Coscullano |
Hace unos quince días, salió
Lorenzo en el Diario del Alto Aragón y recordaba la multitud de cosas que han
cambiado en nuestras vidas. Y yo me acuerdo de cómo él me narraba, no sólo
nuestras vidas, sino la vida de los pueblos, pues en cierta ocasión me acompañó
hasta la Sierra, donde estuvo levantada
una ermita, en la que sólo se veía el suelo ennegrecido, como si allí hubiera
ardido algún edificio. Esa ermita fue
construida por los bárbaros y
allí encontraron unas reliquias de arte visigótico, que se exhiben y se guardan
en el Museo Provincial. Desde aquellos lejanos tiempos hasta los actuales ha conocido Lorenzo muchas historias, pero
dentro de sus ochenta y un años, ha conocido muchas más,
que se han dado en el Somontano y en la Hoya de Huesca. Me contaba hace
unos días que en Coscullano, después de la Guerra Civil, vivían ciento setenta
habitantes, de los que hoy en día quedan trece o catorce. Me hablaba del juego
a la pelota en el frontón, que todavía se encuentra al lado de la iglesia.

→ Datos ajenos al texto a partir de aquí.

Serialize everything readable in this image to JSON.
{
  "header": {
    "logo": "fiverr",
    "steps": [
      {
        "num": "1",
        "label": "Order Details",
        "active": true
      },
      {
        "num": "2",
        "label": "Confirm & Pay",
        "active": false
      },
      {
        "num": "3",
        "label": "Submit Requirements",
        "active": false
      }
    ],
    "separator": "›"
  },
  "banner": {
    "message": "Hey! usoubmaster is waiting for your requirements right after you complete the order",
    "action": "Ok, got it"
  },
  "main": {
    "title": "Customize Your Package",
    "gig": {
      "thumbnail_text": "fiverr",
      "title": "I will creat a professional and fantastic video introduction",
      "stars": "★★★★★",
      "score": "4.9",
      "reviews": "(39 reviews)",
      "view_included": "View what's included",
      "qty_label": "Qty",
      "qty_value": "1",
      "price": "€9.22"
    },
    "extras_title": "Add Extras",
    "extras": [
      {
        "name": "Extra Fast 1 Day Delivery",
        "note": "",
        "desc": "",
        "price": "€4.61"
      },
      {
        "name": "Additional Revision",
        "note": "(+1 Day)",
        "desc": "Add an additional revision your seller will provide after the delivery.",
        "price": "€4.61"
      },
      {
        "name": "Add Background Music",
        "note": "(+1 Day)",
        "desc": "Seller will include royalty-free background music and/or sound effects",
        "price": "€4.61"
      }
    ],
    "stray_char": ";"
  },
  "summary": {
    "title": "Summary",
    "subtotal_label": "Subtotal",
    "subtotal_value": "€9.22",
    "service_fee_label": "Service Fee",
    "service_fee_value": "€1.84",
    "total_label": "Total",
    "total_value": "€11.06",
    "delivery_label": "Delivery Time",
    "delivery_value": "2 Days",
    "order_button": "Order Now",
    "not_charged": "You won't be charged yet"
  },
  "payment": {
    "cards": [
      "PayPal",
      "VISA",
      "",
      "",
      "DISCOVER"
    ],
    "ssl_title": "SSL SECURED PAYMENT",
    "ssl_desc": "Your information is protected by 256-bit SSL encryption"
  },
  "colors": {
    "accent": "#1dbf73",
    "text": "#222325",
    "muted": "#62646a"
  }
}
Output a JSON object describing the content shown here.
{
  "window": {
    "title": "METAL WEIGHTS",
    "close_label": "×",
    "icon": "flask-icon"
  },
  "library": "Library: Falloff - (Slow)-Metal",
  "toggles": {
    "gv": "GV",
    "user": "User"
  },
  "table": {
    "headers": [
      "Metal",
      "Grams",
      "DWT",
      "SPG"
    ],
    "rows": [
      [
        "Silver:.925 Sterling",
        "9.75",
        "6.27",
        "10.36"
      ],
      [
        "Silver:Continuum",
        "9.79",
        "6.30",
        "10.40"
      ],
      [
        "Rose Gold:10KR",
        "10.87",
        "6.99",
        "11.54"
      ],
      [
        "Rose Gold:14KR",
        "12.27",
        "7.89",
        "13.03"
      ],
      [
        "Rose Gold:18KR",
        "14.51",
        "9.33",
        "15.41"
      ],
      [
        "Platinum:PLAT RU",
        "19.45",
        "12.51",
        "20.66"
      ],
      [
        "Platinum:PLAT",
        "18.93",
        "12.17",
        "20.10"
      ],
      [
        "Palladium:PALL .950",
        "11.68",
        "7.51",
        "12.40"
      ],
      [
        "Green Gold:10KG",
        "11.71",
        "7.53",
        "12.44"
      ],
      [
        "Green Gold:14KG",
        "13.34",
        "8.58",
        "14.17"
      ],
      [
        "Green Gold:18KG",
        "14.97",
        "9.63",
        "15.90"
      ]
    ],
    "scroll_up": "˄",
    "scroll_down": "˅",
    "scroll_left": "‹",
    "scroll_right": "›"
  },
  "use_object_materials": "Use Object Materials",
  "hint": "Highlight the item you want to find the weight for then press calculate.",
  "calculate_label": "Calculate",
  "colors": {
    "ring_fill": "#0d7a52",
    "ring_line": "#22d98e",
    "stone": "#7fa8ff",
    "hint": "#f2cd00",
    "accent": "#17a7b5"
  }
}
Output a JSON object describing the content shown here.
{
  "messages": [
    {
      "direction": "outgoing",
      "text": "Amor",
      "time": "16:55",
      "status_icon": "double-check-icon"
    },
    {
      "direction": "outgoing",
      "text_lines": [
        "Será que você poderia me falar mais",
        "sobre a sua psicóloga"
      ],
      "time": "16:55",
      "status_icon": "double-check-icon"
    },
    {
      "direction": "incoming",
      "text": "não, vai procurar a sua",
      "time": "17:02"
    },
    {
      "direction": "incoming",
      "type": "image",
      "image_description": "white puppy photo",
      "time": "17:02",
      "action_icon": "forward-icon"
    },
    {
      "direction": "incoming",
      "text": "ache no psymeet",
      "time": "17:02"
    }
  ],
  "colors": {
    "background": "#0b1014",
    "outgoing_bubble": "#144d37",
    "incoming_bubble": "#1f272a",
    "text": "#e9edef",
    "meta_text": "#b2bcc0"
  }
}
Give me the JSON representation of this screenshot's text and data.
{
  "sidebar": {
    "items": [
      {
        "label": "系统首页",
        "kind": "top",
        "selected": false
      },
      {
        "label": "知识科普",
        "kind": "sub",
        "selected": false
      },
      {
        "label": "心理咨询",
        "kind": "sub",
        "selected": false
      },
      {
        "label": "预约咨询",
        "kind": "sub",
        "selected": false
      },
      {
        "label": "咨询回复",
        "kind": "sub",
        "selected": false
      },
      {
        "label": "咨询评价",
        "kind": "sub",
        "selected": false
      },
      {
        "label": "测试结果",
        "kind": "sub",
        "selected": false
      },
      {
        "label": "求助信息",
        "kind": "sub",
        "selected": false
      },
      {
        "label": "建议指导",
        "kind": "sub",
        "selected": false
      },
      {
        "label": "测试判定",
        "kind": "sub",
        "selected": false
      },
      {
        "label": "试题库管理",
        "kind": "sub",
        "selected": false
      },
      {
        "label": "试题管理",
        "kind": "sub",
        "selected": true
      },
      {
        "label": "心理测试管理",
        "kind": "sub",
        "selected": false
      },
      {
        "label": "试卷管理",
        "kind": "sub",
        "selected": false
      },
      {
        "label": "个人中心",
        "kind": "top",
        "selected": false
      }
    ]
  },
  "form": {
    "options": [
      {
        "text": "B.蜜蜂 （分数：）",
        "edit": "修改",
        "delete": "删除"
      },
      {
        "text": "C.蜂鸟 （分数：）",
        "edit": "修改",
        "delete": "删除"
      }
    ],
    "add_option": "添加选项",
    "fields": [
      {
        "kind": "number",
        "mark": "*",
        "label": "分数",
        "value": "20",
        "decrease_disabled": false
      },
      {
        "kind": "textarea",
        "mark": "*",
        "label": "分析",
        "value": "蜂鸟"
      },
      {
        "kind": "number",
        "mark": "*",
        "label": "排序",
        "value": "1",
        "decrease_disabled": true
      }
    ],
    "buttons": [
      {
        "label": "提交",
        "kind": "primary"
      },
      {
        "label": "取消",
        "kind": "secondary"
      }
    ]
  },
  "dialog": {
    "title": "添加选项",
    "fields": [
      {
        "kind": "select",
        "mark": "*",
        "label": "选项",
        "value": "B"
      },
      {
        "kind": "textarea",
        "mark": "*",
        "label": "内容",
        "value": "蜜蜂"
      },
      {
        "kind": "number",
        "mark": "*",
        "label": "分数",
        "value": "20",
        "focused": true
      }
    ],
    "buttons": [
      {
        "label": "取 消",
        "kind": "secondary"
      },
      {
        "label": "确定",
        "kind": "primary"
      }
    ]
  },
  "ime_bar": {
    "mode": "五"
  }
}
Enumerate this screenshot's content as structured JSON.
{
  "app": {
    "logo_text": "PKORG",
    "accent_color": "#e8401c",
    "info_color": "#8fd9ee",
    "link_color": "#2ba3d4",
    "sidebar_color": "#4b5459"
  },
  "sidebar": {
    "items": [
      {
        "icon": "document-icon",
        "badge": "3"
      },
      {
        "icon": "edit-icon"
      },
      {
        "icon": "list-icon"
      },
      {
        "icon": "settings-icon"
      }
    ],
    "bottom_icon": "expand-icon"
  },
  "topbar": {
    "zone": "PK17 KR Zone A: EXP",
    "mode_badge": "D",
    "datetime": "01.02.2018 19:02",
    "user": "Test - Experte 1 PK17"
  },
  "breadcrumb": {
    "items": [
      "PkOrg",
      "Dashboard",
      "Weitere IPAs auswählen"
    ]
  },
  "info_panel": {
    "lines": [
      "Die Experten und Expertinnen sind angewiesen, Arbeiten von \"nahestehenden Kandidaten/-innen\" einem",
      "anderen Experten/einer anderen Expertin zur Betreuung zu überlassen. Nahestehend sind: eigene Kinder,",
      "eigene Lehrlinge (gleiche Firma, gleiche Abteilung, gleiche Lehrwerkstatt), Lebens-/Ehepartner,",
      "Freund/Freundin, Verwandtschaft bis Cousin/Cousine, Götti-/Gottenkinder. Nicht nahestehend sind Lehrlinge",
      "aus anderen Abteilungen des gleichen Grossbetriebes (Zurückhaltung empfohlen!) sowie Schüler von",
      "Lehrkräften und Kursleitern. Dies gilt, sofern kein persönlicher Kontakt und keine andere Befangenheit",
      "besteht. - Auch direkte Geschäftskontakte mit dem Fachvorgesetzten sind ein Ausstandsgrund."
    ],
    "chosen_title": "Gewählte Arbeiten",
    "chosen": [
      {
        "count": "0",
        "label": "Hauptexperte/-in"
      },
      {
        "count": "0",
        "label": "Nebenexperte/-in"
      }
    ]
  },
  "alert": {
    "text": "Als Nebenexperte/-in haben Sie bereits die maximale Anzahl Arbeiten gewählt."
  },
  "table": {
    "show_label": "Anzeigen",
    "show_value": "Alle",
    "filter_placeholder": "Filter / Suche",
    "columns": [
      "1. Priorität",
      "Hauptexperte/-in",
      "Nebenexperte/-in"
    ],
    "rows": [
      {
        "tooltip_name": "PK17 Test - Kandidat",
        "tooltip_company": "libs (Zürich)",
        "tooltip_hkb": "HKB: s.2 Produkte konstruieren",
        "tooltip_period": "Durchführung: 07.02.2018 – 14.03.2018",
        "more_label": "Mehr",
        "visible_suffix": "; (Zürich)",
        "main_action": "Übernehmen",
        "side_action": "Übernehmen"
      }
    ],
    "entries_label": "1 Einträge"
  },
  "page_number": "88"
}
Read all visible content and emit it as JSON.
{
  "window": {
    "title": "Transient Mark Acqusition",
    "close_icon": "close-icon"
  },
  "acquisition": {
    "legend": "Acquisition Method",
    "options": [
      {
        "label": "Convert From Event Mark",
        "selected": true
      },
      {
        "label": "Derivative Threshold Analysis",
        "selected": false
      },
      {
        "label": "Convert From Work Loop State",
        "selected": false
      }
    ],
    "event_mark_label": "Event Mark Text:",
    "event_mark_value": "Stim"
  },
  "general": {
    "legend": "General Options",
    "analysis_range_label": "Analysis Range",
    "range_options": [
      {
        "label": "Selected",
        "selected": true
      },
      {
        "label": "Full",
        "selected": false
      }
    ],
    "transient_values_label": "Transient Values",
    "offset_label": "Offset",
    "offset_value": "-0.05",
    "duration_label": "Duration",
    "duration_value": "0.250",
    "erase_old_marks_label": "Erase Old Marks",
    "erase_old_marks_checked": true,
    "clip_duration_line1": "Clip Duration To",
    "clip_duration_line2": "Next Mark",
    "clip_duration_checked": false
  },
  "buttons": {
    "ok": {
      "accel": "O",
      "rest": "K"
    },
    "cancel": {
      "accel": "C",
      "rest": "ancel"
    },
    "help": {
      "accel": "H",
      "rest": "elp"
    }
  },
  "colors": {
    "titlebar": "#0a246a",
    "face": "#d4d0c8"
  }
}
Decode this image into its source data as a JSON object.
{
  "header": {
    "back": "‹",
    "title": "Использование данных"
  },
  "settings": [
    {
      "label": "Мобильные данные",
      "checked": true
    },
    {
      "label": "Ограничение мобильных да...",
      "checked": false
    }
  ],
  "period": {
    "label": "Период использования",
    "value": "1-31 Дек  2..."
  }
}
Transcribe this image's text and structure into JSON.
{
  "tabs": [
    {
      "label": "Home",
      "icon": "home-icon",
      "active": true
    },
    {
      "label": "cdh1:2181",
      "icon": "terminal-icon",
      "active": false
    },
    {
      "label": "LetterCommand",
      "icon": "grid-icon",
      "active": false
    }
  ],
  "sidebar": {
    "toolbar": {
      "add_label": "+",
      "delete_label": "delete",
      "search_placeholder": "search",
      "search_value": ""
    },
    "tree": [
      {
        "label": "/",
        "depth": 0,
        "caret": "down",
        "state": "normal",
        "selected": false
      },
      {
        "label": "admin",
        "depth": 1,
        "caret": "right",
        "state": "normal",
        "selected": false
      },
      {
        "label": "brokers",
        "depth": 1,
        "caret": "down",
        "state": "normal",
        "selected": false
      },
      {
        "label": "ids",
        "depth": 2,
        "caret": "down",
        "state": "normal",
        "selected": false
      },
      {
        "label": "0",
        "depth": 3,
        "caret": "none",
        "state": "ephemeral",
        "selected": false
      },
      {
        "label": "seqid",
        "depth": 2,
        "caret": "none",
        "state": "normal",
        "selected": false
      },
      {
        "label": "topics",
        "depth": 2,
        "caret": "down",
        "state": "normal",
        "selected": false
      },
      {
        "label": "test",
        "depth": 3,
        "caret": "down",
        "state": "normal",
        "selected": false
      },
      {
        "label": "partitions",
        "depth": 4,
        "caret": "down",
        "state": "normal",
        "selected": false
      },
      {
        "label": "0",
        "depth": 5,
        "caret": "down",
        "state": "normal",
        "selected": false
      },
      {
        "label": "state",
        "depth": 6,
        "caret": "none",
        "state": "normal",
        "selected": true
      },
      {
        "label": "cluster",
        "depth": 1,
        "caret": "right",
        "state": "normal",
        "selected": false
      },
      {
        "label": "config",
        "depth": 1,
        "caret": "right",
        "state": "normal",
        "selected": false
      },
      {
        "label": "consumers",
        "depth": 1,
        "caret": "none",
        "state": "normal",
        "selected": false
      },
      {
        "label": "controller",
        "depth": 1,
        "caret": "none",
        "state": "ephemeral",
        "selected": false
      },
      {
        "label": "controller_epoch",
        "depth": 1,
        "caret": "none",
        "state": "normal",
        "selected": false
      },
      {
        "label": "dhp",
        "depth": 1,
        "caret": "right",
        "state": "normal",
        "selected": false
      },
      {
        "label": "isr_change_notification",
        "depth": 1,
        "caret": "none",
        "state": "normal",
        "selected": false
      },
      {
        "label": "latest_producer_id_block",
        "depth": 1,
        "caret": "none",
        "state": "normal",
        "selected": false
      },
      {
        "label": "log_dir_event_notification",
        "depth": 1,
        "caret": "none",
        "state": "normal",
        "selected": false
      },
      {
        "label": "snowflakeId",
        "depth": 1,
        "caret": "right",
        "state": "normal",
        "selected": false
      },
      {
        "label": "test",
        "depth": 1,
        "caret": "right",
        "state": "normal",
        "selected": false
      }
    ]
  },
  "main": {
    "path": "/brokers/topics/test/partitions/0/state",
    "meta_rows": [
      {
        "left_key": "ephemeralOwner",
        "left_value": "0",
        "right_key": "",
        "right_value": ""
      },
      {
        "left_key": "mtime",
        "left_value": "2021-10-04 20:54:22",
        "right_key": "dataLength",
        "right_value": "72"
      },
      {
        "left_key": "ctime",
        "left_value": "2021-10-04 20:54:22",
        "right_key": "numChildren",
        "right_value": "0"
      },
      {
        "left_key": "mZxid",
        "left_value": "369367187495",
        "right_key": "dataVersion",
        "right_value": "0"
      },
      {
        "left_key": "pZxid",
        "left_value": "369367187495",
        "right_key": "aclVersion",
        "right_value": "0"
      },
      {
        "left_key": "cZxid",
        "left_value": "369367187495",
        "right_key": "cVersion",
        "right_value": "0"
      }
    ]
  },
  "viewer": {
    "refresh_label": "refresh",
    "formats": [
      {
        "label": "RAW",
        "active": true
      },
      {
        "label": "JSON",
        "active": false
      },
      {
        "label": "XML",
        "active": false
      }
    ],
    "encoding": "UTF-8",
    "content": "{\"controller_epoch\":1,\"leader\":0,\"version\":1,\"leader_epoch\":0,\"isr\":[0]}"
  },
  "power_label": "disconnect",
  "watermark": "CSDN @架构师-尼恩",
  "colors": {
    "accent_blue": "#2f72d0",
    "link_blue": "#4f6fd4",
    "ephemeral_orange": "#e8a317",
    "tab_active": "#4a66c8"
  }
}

Recordaba a todos los que subían a la
Sierra a buscar aquellos frutos que llevaban a vender a Huesca. Me explicaba la
historia de aquel molino de aceite, con el que molían olivas, siete u ocho
vecinos de Coscullano, que ya están allá arriba. Producía con ellos aquel suave
aceite, que empleaban “para iluminarse
con los candiles, para alabar al Señor en el Sagrario e incluso para curar sus
males” Y a Lorenzo, se los curaba aquel aceite, pero no sólo los arañazos que
se hacía en su piel en el monte y en el huerto, sino que además de curarle el
corazón del odio y del trato duro con los hombres y mujeres, lo hacía convivir
con todo el mundo con cariño, pues no podía pasar, acompañado de su esposa
Aurita, sin ir a acompañar en los entierros a multitud de amigos, que como él
se ha ido, se marcharon de este mundo.
En su casa, que es como un
mirador al pie de la Sierra, recibía a todos los que hasta allí subían y con su esposa obsequiaban a todos los
visitantes con pastas y vino e incluso con enormes lechugas y coles. Cuando
llegaba el verano, se producía el placer de salir a una gran terraza, en que se
respiraba y se observaban pueblos con paisajes vestidos de carrascas, como
Arbaniés, Castejón y Siétamo. Tuvo que cambiar, como todos los vecinos de
aquellos pueblos, las mulas por los tractores, el carro por el automóvil y los
ciento setenta habitantes de Coscullano por los doce o trece, que ahora tiene.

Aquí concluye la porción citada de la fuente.